Getting Started Guide¶
Use the following command for the default installation, or check out the comprehensive installation guide if your needs are more complex.
python -m pip install \ iree-compiler \ iree-runtime \ iree-tools-tf \ iree-tools-tflite \ iree-tools-xla
See end-to-end examples of how to execute a variety models on IREE. This covers the import, compilation, and execution of the provided model.
Importing from PyTorch and other frameworks is planned - stay tuned!

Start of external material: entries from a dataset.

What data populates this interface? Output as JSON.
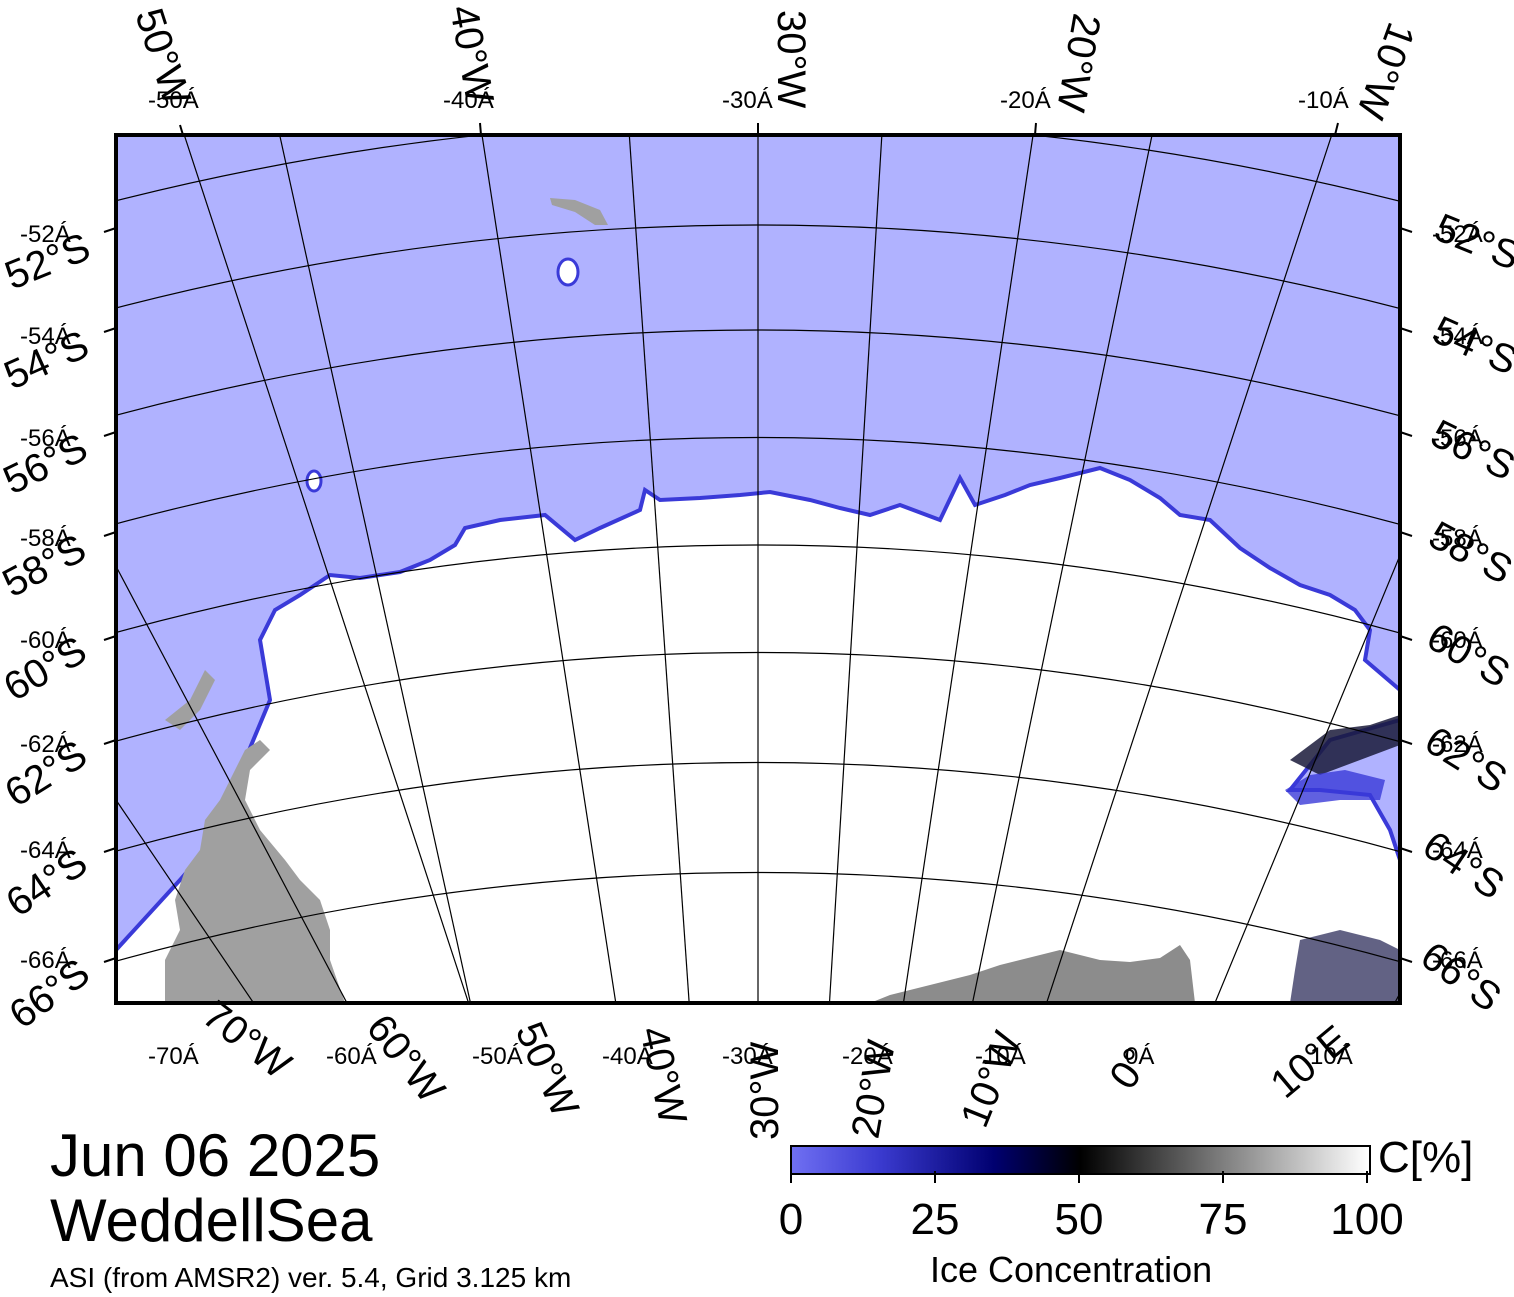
{
  "map": {
    "frame_labels": {
      "top": [
        {
          "big": "50°W",
          "small": "-50Á"
        },
        {
          "big": "40°W",
          "small": "-40Á"
        },
        {
          "big": "30°W",
          "small": "-30Á"
        },
        {
          "big": "20°W",
          "small": "-20Á"
        },
        {
          "big": "10°W",
          "small": "-10Á"
        }
      ],
      "bottom": [
        {
          "big": "70°W",
          "small": "-70Á"
        },
        {
          "big": "60°W",
          "small": "-60Á"
        },
        {
          "big": "50°W",
          "small": "-50Á"
        },
        {
          "big": "40°W",
          "small": "-40Á"
        },
        {
          "big": "30°W",
          "small": "-30Á"
        },
        {
          "big": "20°W",
          "small": "-20Á"
        },
        {
          "big": "10°W",
          "small": "-10Á"
        },
        {
          "big": "0°",
          "small": "0Á"
        },
        {
          "big": "10°E",
          "small": "10Á"
        }
      ],
      "left": [
        {
          "big": "52°S",
          "small": "-52Á"
        },
        {
          "big": "54°S",
          "small": "-54Á"
        },
        {
          "big": "56°S",
          "small": "-56Á"
        },
        {
          "big": "58°S",
          "small": "-58Á"
        },
        {
          "big": "60°S",
          "small": "-60Á"
        },
        {
          "big": "62°S",
          "small": "-62Á"
        },
        {
          "big": "64°S",
          "small": "-64Á"
        },
        {
          "big": "66°S",
          "small": "-66Á"
        }
      ],
      "right": [
        {
          "big": "52°S",
          "small": "-52Á"
        },
        {
          "big": "54°S",
          "small": "-54Á"
        },
        {
          "big": "56°S",
          "small": "-56Á"
        },
        {
          "big": "58°S",
          "small": "-58Á"
        },
        {
          "big": "60°S",
          "small": "-60Á"
        },
        {
          "big": "62°S",
          "small": "-62Á"
        },
        {
          "big": "64°S",
          "small": "-64Á"
        },
        {
          "big": "66°S",
          "small": "-66Á"
        }
      ]
    },
    "colors": {
      "open_water": "#b0b2ff",
      "sea_ice": "#ffffff",
      "land": "#a0a0a0",
      "land_dark": "#8c8c8c",
      "ice_edge": "#3a3ad8",
      "grid": "#000000"
    }
  },
  "info": {
    "date": "Jun 06 2025",
    "region": "WeddellSea",
    "product": "ASI (from AMSR2) ver. 5.4,  Grid 3.125 km"
  },
  "colorbar": {
    "unit": "C[%]",
    "title": "Ice Concentration",
    "ticks": [
      "0",
      "25",
      "50",
      "75",
      "100"
    ],
    "range": [
      0,
      100
    ],
    "stops": [
      "#6f6ff2",
      "#000070",
      "#000000",
      "#808080",
      "#ffffff"
    ]
  }
}
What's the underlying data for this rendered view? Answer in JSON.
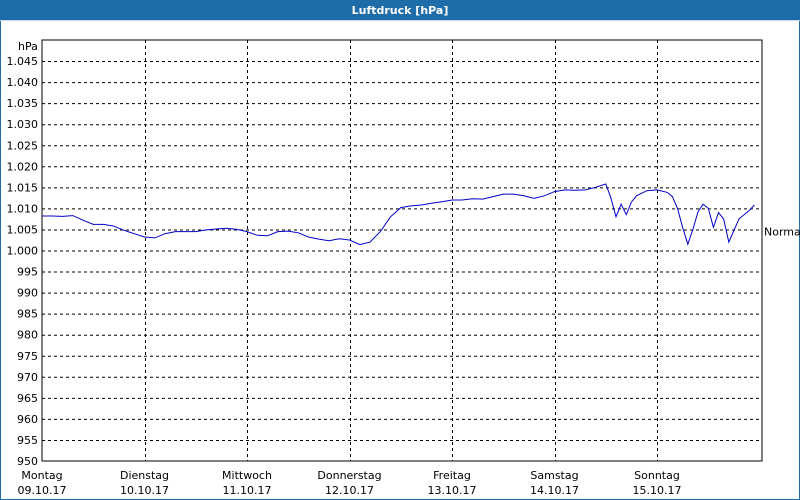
{
  "window": {
    "title": "Luftdruck [hPa]"
  },
  "colors": {
    "title_bar": "#1f6da8",
    "series_line": "#0000cc",
    "grid": "#000000"
  },
  "chart_data": {
    "type": "line",
    "title": "Luftdruck [hPa]",
    "ylabel": "hPa",
    "xlabel": "",
    "ylim": [
      950,
      1050
    ],
    "y_ticks": [
      950,
      955,
      960,
      965,
      970,
      975,
      980,
      985,
      990,
      995,
      1000,
      1005,
      1010,
      1015,
      1020,
      1025,
      1030,
      1035,
      1040,
      1045
    ],
    "y_tick_labels": [
      "950",
      "955",
      "960",
      "965",
      "970",
      "975",
      "980",
      "985",
      "990",
      "995",
      "1.000",
      "1.005",
      "1.010",
      "1.015",
      "1.020",
      "1.025",
      "1.030",
      "1.035",
      "1.040",
      "1.045"
    ],
    "xlim": [
      0,
      7
    ],
    "x_ticks": [
      {
        "x": 0,
        "day": "Montag",
        "date": "09.10.17"
      },
      {
        "x": 1,
        "day": "Dienstag",
        "date": "10.10.17"
      },
      {
        "x": 2,
        "day": "Mittwoch",
        "date": "11.10.17"
      },
      {
        "x": 3,
        "day": "Donnerstag",
        "date": "12.10.17"
      },
      {
        "x": 4,
        "day": "Freitag",
        "date": "13.10.17"
      },
      {
        "x": 5,
        "day": "Samstag",
        "date": "14.10.17"
      },
      {
        "x": 6,
        "day": "Sonntag",
        "date": "15.10.17"
      }
    ],
    "grid": true,
    "reference_line": {
      "label": "Normal",
      "value": 1004.5
    },
    "series": [
      {
        "x": [
          0.0,
          0.1,
          0.2,
          0.3,
          0.4,
          0.5,
          0.6,
          0.7,
          0.8,
          0.9,
          1.0,
          1.1,
          1.2,
          1.3,
          1.4,
          1.5,
          1.6,
          1.7,
          1.8,
          1.9,
          2.0,
          2.1,
          2.2,
          2.3,
          2.4,
          2.5,
          2.6,
          2.7,
          2.8,
          2.9,
          3.0,
          3.1,
          3.2,
          3.3,
          3.4,
          3.5,
          3.6,
          3.7,
          3.8,
          3.9,
          4.0,
          4.1,
          4.2,
          4.3,
          4.4,
          4.5,
          4.6,
          4.7,
          4.8,
          4.9,
          5.0,
          5.1,
          5.2,
          5.3,
          5.4,
          5.5,
          5.55,
          5.6,
          5.65,
          5.7,
          5.75,
          5.8,
          5.9,
          6.0,
          6.1,
          6.15,
          6.2,
          6.25,
          6.3,
          6.35,
          6.4,
          6.45,
          6.5,
          6.55,
          6.6,
          6.65,
          6.7,
          6.8,
          6.9,
          6.95
        ],
        "values": [
          1008.2,
          1008.2,
          1008.1,
          1008.3,
          1007.2,
          1006.2,
          1006.2,
          1005.8,
          1004.8,
          1004.0,
          1003.2,
          1003.0,
          1004.0,
          1004.5,
          1004.5,
          1004.5,
          1004.9,
          1005.1,
          1005.3,
          1005.0,
          1004.5,
          1003.6,
          1003.5,
          1004.5,
          1004.6,
          1004.2,
          1003.2,
          1002.7,
          1002.3,
          1002.8,
          1002.5,
          1001.4,
          1002.0,
          1004.5,
          1008.0,
          1010.2,
          1010.6,
          1010.8,
          1011.2,
          1011.6,
          1012.0,
          1012.0,
          1012.3,
          1012.2,
          1012.8,
          1013.4,
          1013.4,
          1013.0,
          1012.4,
          1013.0,
          1014.0,
          1014.4,
          1014.3,
          1014.4,
          1015.0,
          1015.8,
          1012.5,
          1008.0,
          1011.0,
          1008.5,
          1011.5,
          1013.0,
          1014.2,
          1014.4,
          1013.8,
          1012.8,
          1010.0,
          1005.5,
          1001.5,
          1005.0,
          1009.2,
          1011.0,
          1010.0,
          1005.5,
          1009.0,
          1007.5,
          1002.0,
          1007.5,
          1009.5,
          1010.8
        ]
      }
    ]
  }
}
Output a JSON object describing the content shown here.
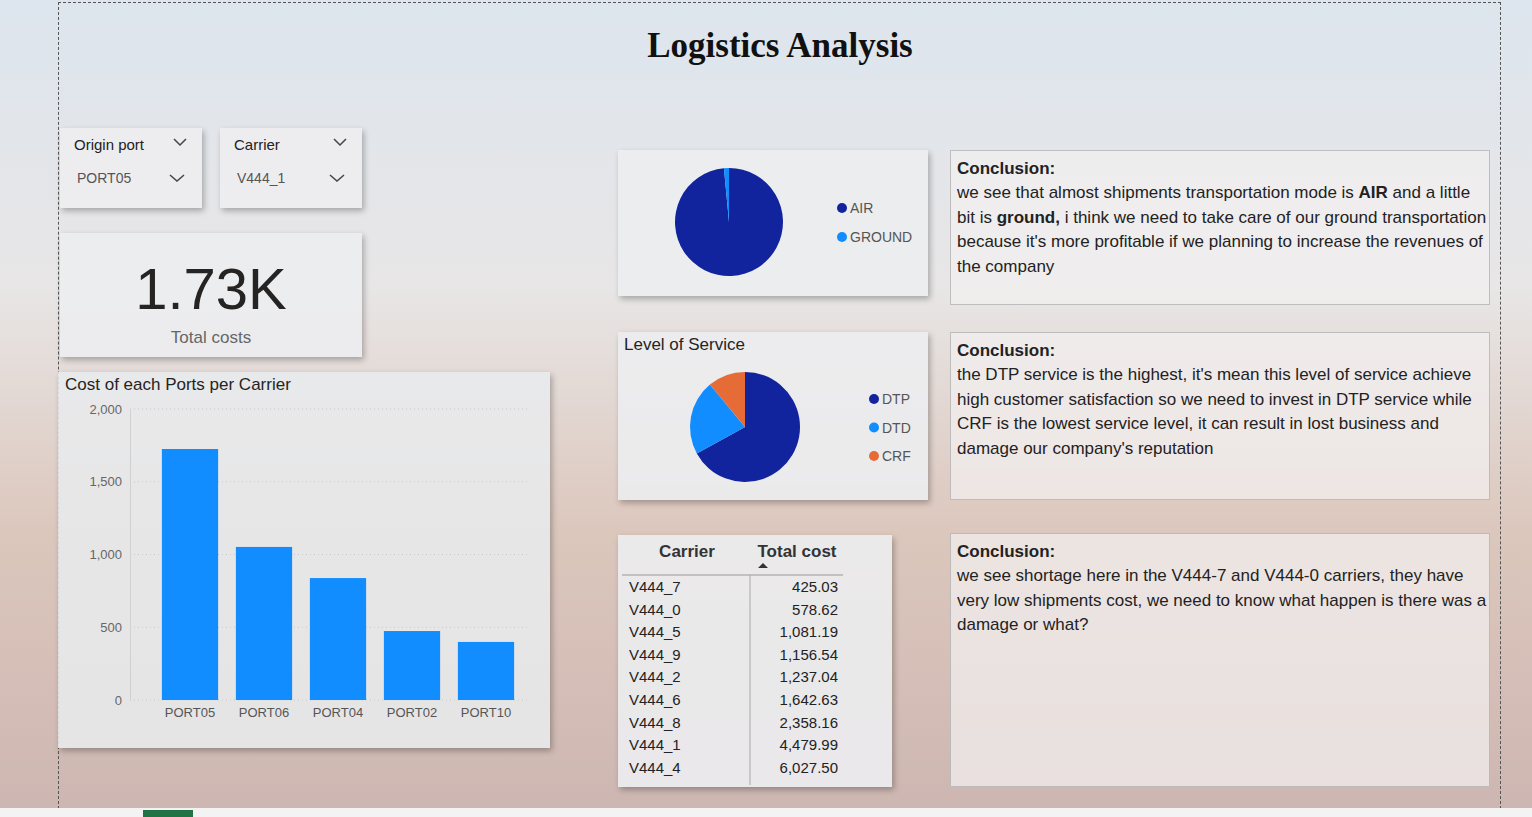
{
  "title": "Logistics Analysis",
  "slicers": [
    {
      "label": "Origin port",
      "value": "PORT05"
    },
    {
      "label": "Carrier",
      "value": "V444_1"
    }
  ],
  "kpi": {
    "value": "1.73K",
    "label": "Total costs"
  },
  "chart_data": [
    {
      "type": "bar",
      "title": "Cost of each Ports per Carrier",
      "categories": [
        "PORT05",
        "PORT06",
        "PORT04",
        "PORT02",
        "PORT10"
      ],
      "values": [
        1725,
        1052,
        838,
        474,
        399
      ],
      "color": "#118dff",
      "ylim": [
        0,
        2000
      ],
      "yticks": [
        0,
        500,
        {
          "value": 1000,
          "label": "1,000"
        },
        {
          "value": 1500,
          "label": "1,500"
        },
        {
          "value": 2000,
          "label": "2,000"
        }
      ],
      "grid": true
    },
    {
      "type": "pie",
      "categories": [
        "AIR",
        "GROUND"
      ],
      "values": [
        98.5,
        1.5
      ],
      "colors": [
        "#12239e",
        "#118dff"
      ],
      "legend": "right"
    },
    {
      "type": "pie",
      "title": "Level of Service",
      "categories": [
        "DTP",
        "DTD",
        "CRF"
      ],
      "values": [
        67,
        22,
        11
      ],
      "colors": [
        "#12239e",
        "#118dff",
        "#e66c37"
      ],
      "legend": "right"
    }
  ],
  "table": {
    "columns": [
      "Carrier",
      "Total cost"
    ],
    "rows": [
      [
        "V444_7",
        "425.03"
      ],
      [
        "V444_0",
        "578.62"
      ],
      [
        "V444_5",
        "1,081.19"
      ],
      [
        "V444_9",
        "1,156.54"
      ],
      [
        "V444_2",
        "1,237.04"
      ],
      [
        "V444_6",
        "1,642.63"
      ],
      [
        "V444_8",
        "2,358.16"
      ],
      [
        "V444_1",
        "4,479.99"
      ],
      [
        "V444_4",
        "6,027.50"
      ]
    ]
  },
  "conclusions": [
    {
      "heading": "Conclusion:",
      "runs": [
        {
          "text": "we see that almost shipments transportation mode is ",
          "bold": false
        },
        {
          "text": "AIR",
          "bold": true
        },
        {
          "text": " and a little bit is ",
          "bold": false
        },
        {
          "text": "ground,",
          "bold": true
        },
        {
          "text": " i think we need to take care of our ground transportation because it's more profitable if we planning to increase the revenues of the company",
          "bold": false
        }
      ]
    },
    {
      "heading": "Conclusion:",
      "runs": [
        {
          "text": "the DTP service is the highest, it's mean this level of service achieve high customer satisfaction so we need to invest in DTP service while CRF is the lowest service level, it can result in lost business and damage our company's reputation",
          "bold": false
        }
      ]
    },
    {
      "heading": "Conclusion:",
      "runs": [
        {
          "text": "we see shortage here in the V444-7 and V444-0 carriers, they have very low shipments cost, we need to know what happen is there was a damage or what?",
          "bold": false
        }
      ]
    }
  ]
}
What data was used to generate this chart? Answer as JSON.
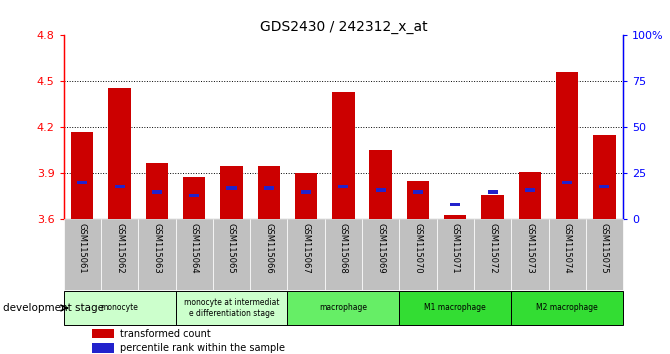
{
  "title": "GDS2430 / 242312_x_at",
  "samples": [
    "GSM115061",
    "GSM115062",
    "GSM115063",
    "GSM115064",
    "GSM115065",
    "GSM115066",
    "GSM115067",
    "GSM115068",
    "GSM115069",
    "GSM115070",
    "GSM115071",
    "GSM115072",
    "GSM115073",
    "GSM115074",
    "GSM115075"
  ],
  "red_values": [
    4.17,
    4.46,
    3.97,
    3.88,
    3.95,
    3.95,
    3.9,
    4.43,
    4.05,
    3.85,
    3.63,
    3.76,
    3.91,
    4.56,
    4.15
  ],
  "blue_percentile": [
    20,
    18,
    15,
    13,
    17,
    17,
    15,
    18,
    16,
    15,
    8,
    15,
    16,
    20,
    18
  ],
  "y_min": 3.6,
  "y_max": 4.8,
  "y_ticks": [
    3.6,
    3.9,
    4.2,
    4.5,
    4.8
  ],
  "y2_ticks": [
    0,
    25,
    50,
    75,
    100
  ],
  "bar_color_red": "#cc0000",
  "bar_color_blue": "#2222cc",
  "groups": [
    {
      "label": "monocyte",
      "start": 0,
      "end": 3,
      "color": "#ccffcc"
    },
    {
      "label": "monocyte at intermediat\ne differentiation stage",
      "start": 3,
      "end": 6,
      "color": "#ccffcc"
    },
    {
      "label": "macrophage",
      "start": 6,
      "end": 9,
      "color": "#66ee66"
    },
    {
      "label": "M1 macrophage",
      "start": 9,
      "end": 12,
      "color": "#33dd33"
    },
    {
      "label": "M2 macrophage",
      "start": 12,
      "end": 15,
      "color": "#33dd33"
    }
  ],
  "xlabel": "development stage",
  "legend_red": "transformed count",
  "legend_blue": "percentile rank within the sample",
  "tick_bg_color": "#bbbbbb"
}
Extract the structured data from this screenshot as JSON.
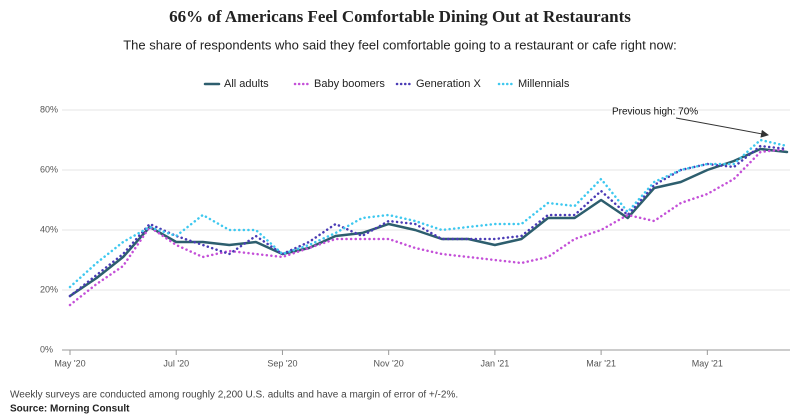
{
  "chart_data": {
    "type": "line",
    "title": "66% of Americans Feel Comfortable Dining Out at Restaurants",
    "subtitle": "The share of respondents who said they feel comfortable going to a restaurant or cafe right now:",
    "annotation": "Previous high: 70%",
    "note": "Weekly surveys are conducted among roughly 2,200 U.S. adults and have a margin of error of +/-2%.",
    "source": "Source: Morning Consult",
    "categories": [
      "May '20",
      null,
      null,
      null,
      "Jul '20",
      null,
      null,
      null,
      "Sep '20",
      null,
      null,
      null,
      "Nov '20",
      null,
      null,
      null,
      "Jan '21",
      null,
      null,
      null,
      "Mar '21",
      null,
      null,
      null,
      "May '21",
      null,
      null,
      null
    ],
    "ylim": [
      0,
      80
    ],
    "yticks": [
      {
        "value": 0,
        "label": "0%"
      },
      {
        "value": 20,
        "label": "20%"
      },
      {
        "value": 40,
        "label": "40%"
      },
      {
        "value": 60,
        "label": "60%"
      },
      {
        "value": 80,
        "label": "80%"
      }
    ],
    "grid": true,
    "series": [
      {
        "name": "All adults",
        "color": "#2d5e6e",
        "style": "solid",
        "values": [
          18,
          24,
          31,
          41,
          36,
          36,
          35,
          36,
          32,
          34,
          38,
          39,
          42,
          40,
          37,
          37,
          35,
          37,
          44,
          44,
          50,
          44,
          54,
          56,
          60,
          63,
          67,
          66
        ]
      },
      {
        "name": "Baby boomers",
        "color": "#c450d8",
        "style": "dotted",
        "values": [
          15,
          22,
          28,
          41,
          35,
          31,
          33,
          32,
          31,
          34,
          37,
          37,
          37,
          34,
          32,
          31,
          30,
          29,
          31,
          37,
          40,
          45,
          43,
          49,
          52,
          57,
          66,
          67
        ]
      },
      {
        "name": "Generation X",
        "color": "#4a3bb5",
        "style": "dotted",
        "values": [
          18,
          25,
          32,
          42,
          38,
          35,
          32,
          38,
          32,
          36,
          42,
          38,
          43,
          42,
          37,
          37,
          37,
          38,
          45,
          45,
          53,
          45,
          55,
          60,
          62,
          61,
          68,
          67
        ]
      },
      {
        "name": "Millennials",
        "color": "#3ec8ef",
        "style": "dotted",
        "values": [
          21,
          29,
          36,
          41,
          38,
          45,
          40,
          40,
          32,
          35,
          39,
          44,
          45,
          43,
          40,
          41,
          42,
          42,
          49,
          48,
          57,
          46,
          56,
          60,
          62,
          62,
          70,
          68
        ]
      }
    ]
  }
}
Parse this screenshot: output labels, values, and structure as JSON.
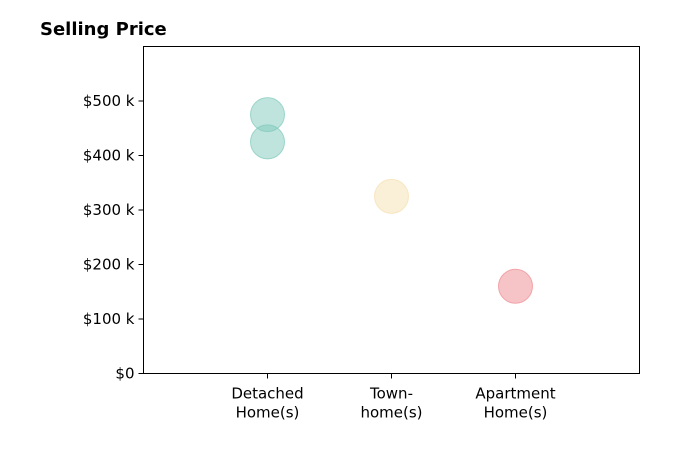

Importing models takes known file types and imports into a form that the core IREE compiler is able to ingest. This import process is specific to each frontend and typically involves a number of stages:
- Load the source format
- Legalize operations specific each specific frontend to legal IR
- Validate only IREE compatible operations remain
- Write the remaining IR to a file
This fully legalized form can then be compiled without dependencies on the source model language.
During compilation we load an MLIR file and compile for the specified set of backends (CPU, GPU, etc). Each of these backends creates custom native code to execute on the target device. Once compiled, the resulting bytecode is exported to an IREE bytecode file that can be executed on the specified devices.
The final stage is executing the now compiled module. This involves selecting what compute devices should be used, loading the module, and executing the module with the intended inputs. For testing, IREE includes a Python API. However, on mobile and embedded devices you will want to use the C API.